Tuesday, July 11, 2017

Tuesday Slice: Packing for college

"We need a what?" my husband calls from the kitchen.

"A pillow and a blanket. And towels; they are only providing the linens," I answer.

We are packing for our son's college orientation--but not packing for our son.  Frugality won over convenience when my husband learned that we could stay in the dorms for a fraction of what the local hotel would charge.  Not the same dorm as the incoming freshmen, of course.  We will be in the Honors Hall, in separate rooms with single twin beds, sharing a bathroom.

This is a much different experience than our firstborn's college entrance.  At her tiny, private liberal arts college, orientation happened during the last two days of summer.  We attended a few parent sessions and helped her move into her dorm over the course of a weekend, with time to spare.  Our son's orientation starts today with an afternoon check-in; we have events through the evening, and lasts until late Thursday afternoon.  His move-in will happen in August, when we get eight hours to get him settled before being scooted away for his weeklong freshman transition.

I am more excited about this than our son, who is understandably upset about starting off college in a compromised physical state.  Unable to chew for two to three more months, and barely able to open his jaws three weeks into recovery, he worries about the social and academic implications of thick speech and dietary restrictions.  I try to acknowledge his fears and provide solutions, but my efforts have done little to elevate his mood. My hope is that the busy-ness of these three days will alleviate some of those worries, and that the staff will be compassionate and accommodating, as posted reviews have stated.

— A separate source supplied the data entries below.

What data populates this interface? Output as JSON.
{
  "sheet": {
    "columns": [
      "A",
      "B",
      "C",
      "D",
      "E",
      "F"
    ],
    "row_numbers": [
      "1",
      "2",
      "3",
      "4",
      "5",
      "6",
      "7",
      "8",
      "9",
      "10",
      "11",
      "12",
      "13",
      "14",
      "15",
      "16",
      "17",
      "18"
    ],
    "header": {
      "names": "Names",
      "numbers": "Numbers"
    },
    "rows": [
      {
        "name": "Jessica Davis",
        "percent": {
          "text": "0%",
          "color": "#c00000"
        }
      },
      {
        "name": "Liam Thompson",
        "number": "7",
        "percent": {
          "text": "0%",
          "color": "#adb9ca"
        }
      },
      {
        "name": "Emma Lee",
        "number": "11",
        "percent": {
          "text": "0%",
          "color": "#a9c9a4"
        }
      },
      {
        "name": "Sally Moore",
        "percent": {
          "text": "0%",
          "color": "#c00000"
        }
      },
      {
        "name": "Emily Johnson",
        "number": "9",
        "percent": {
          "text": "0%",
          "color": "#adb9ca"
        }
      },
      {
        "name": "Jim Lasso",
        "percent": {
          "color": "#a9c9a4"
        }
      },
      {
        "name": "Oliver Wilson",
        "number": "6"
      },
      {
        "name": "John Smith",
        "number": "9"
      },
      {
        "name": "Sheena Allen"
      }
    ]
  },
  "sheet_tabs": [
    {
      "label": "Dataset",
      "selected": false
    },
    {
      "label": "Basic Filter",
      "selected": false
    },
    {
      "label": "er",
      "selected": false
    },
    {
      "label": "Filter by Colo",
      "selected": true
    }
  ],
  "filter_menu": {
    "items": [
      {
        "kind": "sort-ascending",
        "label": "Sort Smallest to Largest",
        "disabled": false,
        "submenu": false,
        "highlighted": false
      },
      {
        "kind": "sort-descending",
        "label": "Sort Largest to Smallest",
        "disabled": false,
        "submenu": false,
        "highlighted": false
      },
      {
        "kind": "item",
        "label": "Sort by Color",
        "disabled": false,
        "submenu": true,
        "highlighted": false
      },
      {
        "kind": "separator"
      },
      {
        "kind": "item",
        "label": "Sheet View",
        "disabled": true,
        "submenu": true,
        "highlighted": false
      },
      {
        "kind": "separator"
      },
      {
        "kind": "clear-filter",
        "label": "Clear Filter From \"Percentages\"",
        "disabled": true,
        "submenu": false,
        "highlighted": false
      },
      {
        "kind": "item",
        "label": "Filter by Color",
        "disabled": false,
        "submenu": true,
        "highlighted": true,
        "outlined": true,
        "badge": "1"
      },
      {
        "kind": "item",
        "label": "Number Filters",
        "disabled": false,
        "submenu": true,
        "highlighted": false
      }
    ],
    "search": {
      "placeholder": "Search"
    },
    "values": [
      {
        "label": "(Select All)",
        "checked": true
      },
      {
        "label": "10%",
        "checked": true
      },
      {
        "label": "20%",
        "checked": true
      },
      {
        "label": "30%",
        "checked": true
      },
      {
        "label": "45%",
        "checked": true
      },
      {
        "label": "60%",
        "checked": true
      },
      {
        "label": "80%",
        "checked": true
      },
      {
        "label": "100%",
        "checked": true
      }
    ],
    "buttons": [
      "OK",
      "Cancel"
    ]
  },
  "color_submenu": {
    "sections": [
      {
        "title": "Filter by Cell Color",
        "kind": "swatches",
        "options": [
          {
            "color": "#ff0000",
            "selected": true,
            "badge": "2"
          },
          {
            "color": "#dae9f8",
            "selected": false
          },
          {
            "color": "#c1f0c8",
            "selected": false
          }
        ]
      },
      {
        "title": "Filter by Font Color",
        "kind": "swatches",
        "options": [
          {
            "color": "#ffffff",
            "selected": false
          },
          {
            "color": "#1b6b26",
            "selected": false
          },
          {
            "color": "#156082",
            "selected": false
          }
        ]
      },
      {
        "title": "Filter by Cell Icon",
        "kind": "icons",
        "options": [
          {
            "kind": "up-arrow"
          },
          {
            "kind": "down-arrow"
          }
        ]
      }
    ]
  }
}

So off we go to college today, pillows and blankets and towels in hand.  Wish us luck!


  1. I wonder if anyone has written or studied about this right of passage? Historically, it is relatively new, right? I read somewhere that the idea of a teenager really crystallized in the 1950s...and, once high ended, adults and teenagers have each struggled with "what now?" No farm. No work. Ship them off to college! My great uncles and aunts, etc...part of the Greatest Generation...weren't college graduates. They just bucked up and went to work...someplace. (And, of course, went off to war as well). Your slice has my mind active!

    1. It is an interesting transition. On the one hand, it seems an extension of childhood, as many are still being taken care of financially by parents; on the other, they are completely responsible for navigating this new environment on their own. As a first-generation college graduate myself, I was acutely aware of the differences between my parents' transition to adulthood and my own (father joined military, mother worked/ lived at home until she married my father).

  2. As a mother of high school senior, I read this post and think of my future! No doubt, a year from now, your words will resurface as I find myself in the your shoes! Thanks for the insight!

  3. Safe journey (literal & metaphorical ones) hugs, love, and healing. JoAnn

  4. I do wish you luck! My younger son called college orientation "bore-ientation." Lol. I hope your experience is anything but boring. On a more serious note: Courage and healing to your son - having to start college now after such a surgery is a true challenge. I understand it well - my son was assaulted two years ago, had his jaw broken and wired shut for weeks. I've not even been able to write about that yet. Just know that this, too, shall pass. Enjoy your "return" to college!